I encounter brilliant marketing on a daily basis - it's just part of life as a digital marketer. When a brand makes a genuine connection with me, I get excited and often try to work the tactic into the brand marketing campaigns I'm involved with.
No matter the emotion - sad, happy, surprise, anger - my reaction and how they made me feel is what I end up remembering most about their message. And brand experiences that connect to us as humans--real people with real needs--and who show us they care enough to listen and get to know us, their consumers, are the brands that win our hearts. That's why I'm taking the time to shine a little light on Target.

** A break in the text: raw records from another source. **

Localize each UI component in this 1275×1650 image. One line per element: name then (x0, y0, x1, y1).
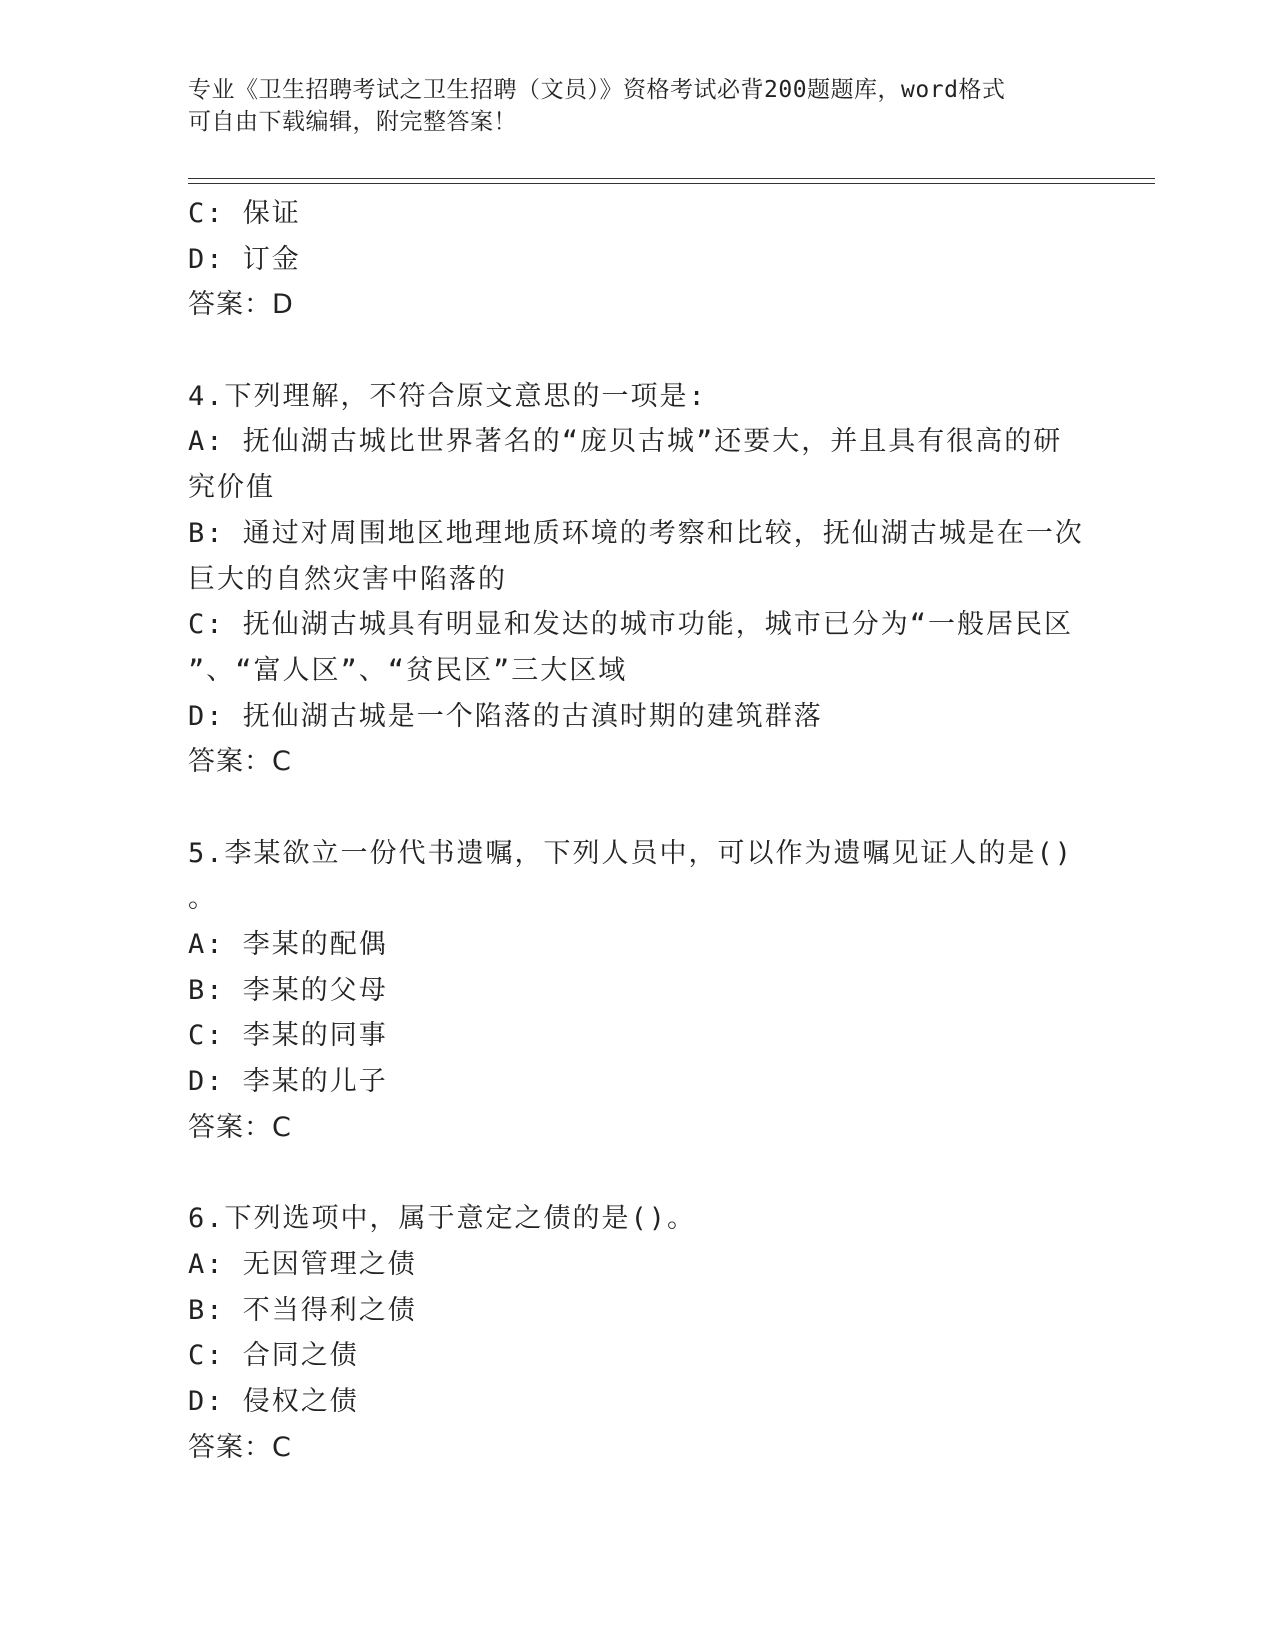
q3-answer: 答案：D (188, 289, 294, 321)
spacer (188, 1150, 1088, 1196)
q4-option-b-line-1: B: 通过对周围地区地理地质环境的考察和比较，抚仙湖古城是在一次 (188, 517, 1084, 549)
question-content (188, 191, 1088, 1470)
q5-option-a: A: 李某的配偶 (188, 929, 388, 960)
q6-option-c: C: 合同之债 (188, 1340, 359, 1372)
q6-option-d: D: 侵权之债 (188, 1385, 359, 1417)
header-title-line-1: 专业《卫生招聘考试之卫生招聘（文员）》资格考试必背200题题库，word格式 (188, 77, 1006, 103)
q4-option-d: D: 抚仙湖古城是一个陷落的古滇时期的建筑群落 (188, 700, 823, 732)
q6-option-b: B: 不当得利之债 (188, 1294, 417, 1326)
q5-stem-line-1: 5.李某欲立一份代书遗嘱，下列人员中，可以作为遗嘱见证人的是() (188, 837, 1074, 869)
q4-option-b-line-2: 巨大的自然灾害中陷落的 (188, 563, 507, 595)
q4-answer: 答案：C (188, 746, 292, 778)
q5-option-b: B: 李某的父母 (188, 974, 388, 1006)
q6-stem: 6.下列选项中，属于意定之债的是()。 (188, 1203, 697, 1235)
q5-stem-line-2: 。 (188, 883, 217, 915)
spacer (188, 328, 1088, 374)
q5-answer: 答案：C (188, 1111, 292, 1143)
spacer (188, 785, 1088, 831)
q4-option-a-line-1: A: 抚仙湖古城比世界著名的“庞贝古城”还要大，并且具有很高的研 (188, 426, 1063, 458)
header-divider-top (188, 178, 1155, 179)
q6-answer: 答案：C (188, 1431, 292, 1463)
q4-option-a-line-2: 究价值 (188, 472, 275, 504)
q4-option-c-line-2: ”、“富人区”、“贫民区”三大区域 (188, 654, 628, 686)
question-3-tail (188, 191, 1088, 328)
q4-option-c-line-1: C: 抚仙湖古城具有明显和发达的城市功能，城市已分为“一般居民区 (188, 609, 1074, 641)
header-divider-bottom (188, 183, 1155, 184)
q5-option-c: C: 李某的同事 (188, 1020, 388, 1052)
q3-option-d: D: 订金 (188, 243, 301, 275)
question-5 (188, 831, 1088, 1151)
q5-option-d: D: 李某的儿子 (188, 1066, 388, 1098)
header-title-line-2: 可自由下载编辑，附完整答案！ (188, 109, 517, 135)
q3-option-c: C: 保证 (188, 198, 301, 229)
question-6 (188, 1196, 1088, 1470)
q6-option-a: A: 无因管理之债 (188, 1248, 417, 1280)
q4-stem: 4.下列理解，不符合原文意思的一项是: (188, 380, 707, 412)
question-4 (188, 374, 1088, 785)
document-header (188, 74, 1088, 138)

This morning, while enjoying my daily routine of coffee, emails, SportsCenter, and a little social media perusing (yes, all at once), I noticed something fairly unique in my Pinterest feed. Amongst the endless stream of recipes, DIY projects, fashion tips, hair/makeup how-tos, and 'get this body' photos, I noticed Target had posted a series photos of women in swimsuits:
Woah, a major retailer is using models that look like REAL women? I was immediately engaged and, as a photographer with decent Photoshop skills, I wanted to inspect the images more closely.
I'm impressed! While the photos likely went through some post-processing for light adjustments and maybe fly-aways, Target let these women be themselves - curves, stretch marks, tattoos, and all! Beautiful, healthy women who are happy in their own skin. Better yet, they chose women to represent their brand that--wait for it--resemble their customers!
And look- they're attempting to represent and connect with women of all shapes and sizes:
To give you some insight about how this made me feel... I consider myself to be in pretty good shape. I'm active, eat healthy, and have an average BMI for my 5'7" / 125-130 pound frame. BUT, like all women, I still have moments when I don't like my body. And Pinterest does not help this very common struggle since it's so much about dangling all the things you wish you were / were able to do / could look like / etc. to obsess over. And it's endless.
But this time on Pinterest, thanks to Target, was a little different. Instead of the usual very beautiful, very thin, 'not an ounce of fat' models I'm accustomed to seeing model swimsuits, I saw very beautiful, very happy swimsuit models who were not all a size 0. For once, I wasn't immediately comparing my body in a negative way and could even see myself in one of their suits. In a strange way, I actually felt better about myself!
What I saw next, and what really inspired me to write about this, were the reactions of other Pinners in the comments section:
I'm sure you see my point. Target is connecting with women (their 'target' audience) in a way that not only elicits a response, but that boosts their self-esteem - and I can't think of a better way to make someone love your brand.
Now the cynical side of me would say something like, "Great! Another brand figured out a way to make money off of highly sensitive issues women deal with. They don't really care!" While I doubt Target's motives are anything close to this, I do think it's important that we're all aware of the rise of emotion marketing. In this case, though, Target brought a little positivity to a world where body-shaming is rampant, so I don't think the motives matters much.
A few very important notes...
Before I close, I want to make it clear that body-image is not a women's issue, and it's not something that only curvy people encounter. In fact, I'd call it a problem with retailers and marketers, not men or women or lighter or heavier people.
As a marketer who works with a number of lifestyle brands, I feel a certain responsibility to push for more realistic representations of beauty, health, happiness, etc. If you consider yourself a marketer, digital or otherwise, I encourage you to push brands to realize the value of empathy.
As a marketer, I say "Bravo!" to Target for taking the time to understand who your customer is and for making a concerted effort to connect with them. And as a woman, I want to say "thank you" for using your pull to help women everywhere feel just a little better about themselves.